Keceriaan anak-anak sekolah dasar meriahkan back to school edisi puasa bareng
Dia menjelaskan, program ini dirancang dengan berbagai pilar fokus yang dapat dijalankan sesuai kebutuhan masyarakat. Untuk pilar pendidikan, Bigger Dream dimulai di Jakarta dengan target renovasi satu sekolah setiap tahunnya, sekaligus menghadirkan dukungan bagi siswa dan guru melalui penyediaan fasilitas belajar serta kegiatan relawan.
Tahun ini, selain kegiatan di Jakarta yang masih terus berlangsung, Bigger Dream juga hadir di Bali dengan rangkaian aksi yang memadukan kepedulian lingkungan, dukungan pendidikan, dan pemberdayaan masyarakat.
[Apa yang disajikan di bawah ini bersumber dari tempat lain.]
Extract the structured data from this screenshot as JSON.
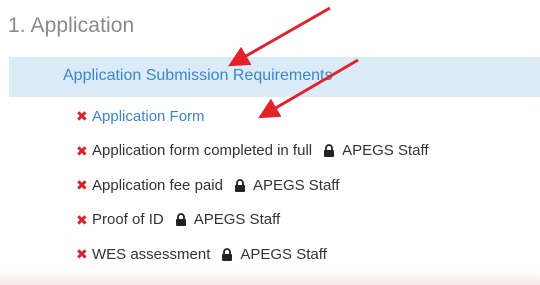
{
  "section": {
    "title": "1. Application"
  },
  "group": {
    "label": "Application Submission Requirements"
  },
  "requirements": [
    {
      "label": "Application Form",
      "is_link": true,
      "status_icon": "x-mark-icon",
      "access": ""
    },
    {
      "label": "Application form completed in full",
      "is_link": false,
      "status_icon": "x-mark-icon",
      "access": "APEGS Staff"
    },
    {
      "label": "Application fee paid",
      "is_link": false,
      "status_icon": "x-mark-icon",
      "access": "APEGS Staff"
    },
    {
      "label": "Proof of ID",
      "is_link": false,
      "status_icon": "x-mark-icon",
      "access": "APEGS Staff"
    },
    {
      "label": "WES assessment",
      "is_link": false,
      "status_icon": "x-mark-icon",
      "access": "APEGS Staff"
    }
  ],
  "icons": {
    "status": "x-mark-icon",
    "access": "lock-icon",
    "annotation": "red-arrow-icon"
  },
  "colors": {
    "link": "#3a86cf",
    "header_bg": "#dcebf8",
    "status_x": "#d8232a",
    "arrow": "#e3222a",
    "title": "#8a8a8a",
    "text": "#333333"
  }
}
Rangkaian kegiatan di Bali diawali dengan aksi bersih-bersih Pantai Jerman, Kabupaten Badung, yang melibatkan komunitas relawan Dewata Shelter, Miss Tourism International Indonesia 2025 Ni Made Dwiguna Pradyaniswari, serta puluhan relawan lainnya.
Usai kegiatan di pantai, rombongan melanjutkan aksi sosial dengan menyalurkan donasi bagi warga terdampak banjir di Desa Ubung Kaja, Denpasar. Bantuan berupa makanan dan tas sekolah berisi perlengkapan belajar diharapkan dapat meringankan beban masyarakat serta menjaga semangat anak-anak untuk tetap bersekolah pasca bencana.
Selanjutnya, MMSGI dan Yayasan LINE melanjutkan program dengan mengunjungi Yayasan Pembinaan Anak Cacat (YPAC) Bali di Jimbaran. mereka pun melakukan renovasi atap dan pengecatan ruang kelas, untuk menciptakan lingkungan belajar yang lebih aman dan nyaman.
"Selain renovasi, bantuan berupa sembako serta fasilitas pendukung lainnya juga diserahkan untuk mendukung kebutuhan sehari-hari penghuni asrama. Langkah ini diharapkan mampu meningkatkan motivasi belajar sekaligus memberikan kenyamanan bagi anak-anak di YPAC," ujarnya.
Senada, Ketua Yayasan LINE, Mochammad Bihar menegaskan, kolaborasi ini merupakan bukti nyata kepedulian yang dapat menghadirkan perubahan berkelanjutan.
"Program Bigger Dream di Bali adalah bukti bahwa kepedulian bisa menjadi gerakan bersama. Kami terbuka bagi siapa pun yang ingin menyalurkan program berdampak luas, karena hanya dengan kolaborasi kita dapat menciptakan perubahan nyata bagi masyarakat Indonesia," ujarnya.